睡眠時などの安静時に症状が出ることも多いです。
「朝目覚めたときには、すでに手が動かなかった」というケースもあるため、注意が必要です。

心原性脳塞栓症(しんげんせいのうそくせんしょう)

脳塞栓とは、脳以外の場所から血栓が移動して脳の動脈がつまることです。
その中でも、心臓でできた血のかたまり(血栓:けっせん)が飛ぶことが多いため、心原性という名称がついています。

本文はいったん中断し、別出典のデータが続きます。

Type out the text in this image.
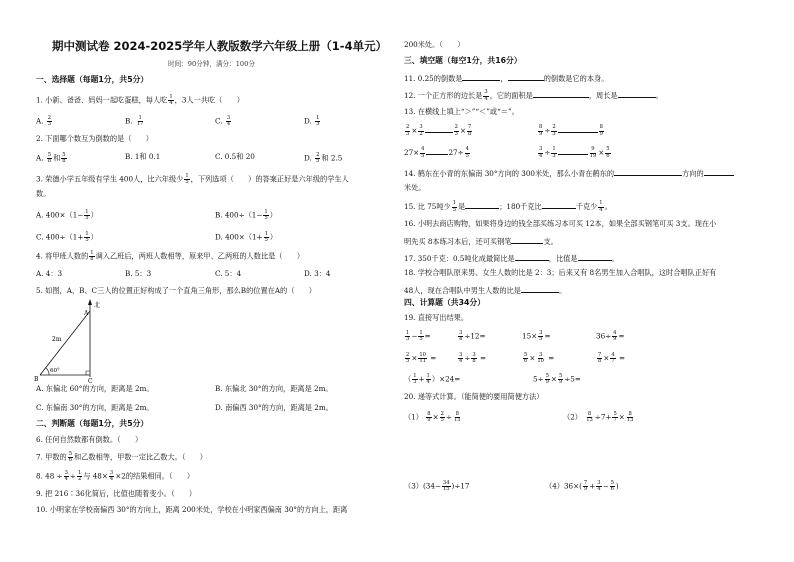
期中测试卷 2024-2025学年人教版数学六年级上册（1-4单元）
时间：90分钟，满分：100分
一、选择题（每题1分，共5分）
1. 小新、爸爸、妈妈一起吃蛋糕，每人吃 $\frac{1}{4}$ ，3人一共吃（　　）
A. $\frac{2}{3}$	B. $\frac{1}{17}$	C. $\frac{3}{4}$	D. $\frac{1}{3}$
2. 下面哪个数互为倒数的是（　　）
A. $\frac{5}{8}$ 和 $\frac{5}{8}$	B. 1和 0.1	C. 0.5和 20	D. $\frac{2}{5}$ 和 2.5
3. 荣德小学五年级有学生 400人，比六年级少 $\frac{1}{5}$ ，下列选项（　　）的答案正好是六年级的学生人
数。
A. $400\times(1- \frac{1}{5}$ ）	B. $400\div(1- \frac{1}{5}$ ）
C. $400\div(1+ \frac{1}{5}$ ）	D. $400\times(1+ \frac{1}{5}$ ）
4. 将甲班人数的 $\frac{1}{8}$ 调入乙班后，两班人数相等，原来甲、乙两班的人数比是（　　）
A. 4：3	B. 5：3	C. 5：4	D. 3：4
5. 如图，A、B、C三人的位置正好构成了一个直角三角形，那么B的位置在A的（　　）
北
A
B	C
2m
60°
A. 东偏北 60°的方向，距离是 2m。	B. 东偏北 30°的方向，距离是 2m。
C. 东偏南 30°的方向，距离是 2m。	D. 南偏西 30°的方向，距离是 2m。
二、判断题（每题1分，共5分）
6. 任何自然数都有倒数。（　　）
7. 甲数的 $\frac{5}{6}$ 和乙数相等，甲数一定比乙数大。（　　）
8. $48 \div \frac{3}{4} \div \frac{1}{2}$ 与 $48\times \frac{3}{4} \times 2$的结果相同。（　　）
9. 把 216∶36化简后，比值也随着变小。（　　）
10. 小明家在学校南偏西 30°的方向上，距离 200米处，学校在小明家西偏南 30°的方向上，距离
200米处。（　　）
三、填空题（每空1分，共16分）
11. 0.25的倒数是	，	的倒数是它的本身。
12. 一个正方形的边长是 $\frac{3}{4}$ ，它的面积是	，周长是	。
13. 在横线上填上“＞”“＜”或“＝”。
$\frac{2}{3} \times \frac{3}{2}$	$\frac{2}{3} \times \frac{7}{8}$	$\frac{8}{9} \div \frac{2}{3}$	$\frac{8}{9}$
$27\times \frac{4}{5}$	$27\div \frac{4}{5}$	$\frac{3}{4} \div \frac{1}{3}$	$\frac{9}{19} \times \frac{5}{6}$
14. 鹤东在小青的东偏南 30°方向的 300米处，那么小青在鹤东的	方向的
米处。
15. 比 75吨少 $\frac{1}{5}$ 是	；180千克比	千克少 $\frac{1}{4}$ 。
16. 小明去商店购物，如果将身边的钱全部买练习本可买 12本，如果全部买钢笔可买 3支。现在小
明先买 8本练习本后，还可买钢笔	支。
17. 350千克：0.5吨化成最简比是	，比值是	。
18. 学校合唱队原来男、女生人数的比是 2：3；后来又有 8名男生加入合唱队，这时合唱队正好有
48人，现在合唱队中男生人数的比是	。
四、计算题（共34分）
19. 直接写出结果。
$\frac{1}{3} - \frac{1}{5}$ =	$\frac{3}{4} \div 12=$	$15\times \frac{3}{5}$ =	$36\div \frac{4}{9}$ =
$\frac{2}{5} \times \frac{10}{11}$ =	$\frac{3}{4} \div \frac{3}{8}$ =	$\frac{5}{6} \times \frac{3}{10}$ =	$\frac{7}{8} \times \frac{4}{7}$ =
（ $\frac{1}{3} + \frac{1}{4} )\times 24=$	$5\div \frac{5}{9} \times \frac{5}{9} \div 5=$
20. 递等式计算。（能简便的要用简便方法）
$(1) \frac{8}{9} \times \frac{2}{5} \div \frac{8}{15}$	$(2) \frac{8}{13} \div 7+ \frac{5}{7} \times \frac{8}{13}$
$(3)(34- \frac{34}{15} )\div 17$	$(4)36\times( \frac{7}{9} + \frac{3}{4} - \frac{5}{6}$ )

こちらも前述のアテローム血栓性脳梗塞と同じで、脳の太い動脈がつまることが多いため、重症化しやすいのが特徴です。
日中の活動しているときに起こることが多く、突発的に症状が出てから短時間で症状が悪化します。

  • 意識障害
  • 激しい頭痛
  • 失禁
  • 片側マヒ

これらが症状として現れることがあります。

前触れが起こる可能性は10%程度といわれており、予測できないタイプの危険な脳梗塞です。

脳梗塞の治療

脳梗塞を発症して脳が致命的なダメージを受ける前に、ふたたび血管を開通させることができると、症状を改善することが可能に。

◇緊急時の流れ◇

①投薬治療
t-PA(閉塞した血栓を溶解させて、途切れている脳血流を再開させるための薬)の投薬。

②血管内治療
カテーテルという細い管を、つまっている血管の手前まで入れて、血の塊を削ったり吸引したりする。

③保存的な治療
発症後48時間以内なら、血が固まるのを抑制する薬を投与することが多い。各症状に応じて状態を保存する治療が行われる。

まとめ|無症状の脳梗塞なら予防できる

このように脳梗塞は大きく3つの症状に分けることができます。
「アテローム血栓性脳梗塞」と「心原性脳塞栓症」は、症状が始まったらすぐに病院に運び込まれることになりますが、「ラクナ梗塞」は無症状であることも多いです。

定期的な脳ドックの検診をすることで、のちに発生するかもしれない脳梗塞を防ぐことも可能です。
ぜひ気になる方は、一度脳ドックを受診されることをおすすめいたします。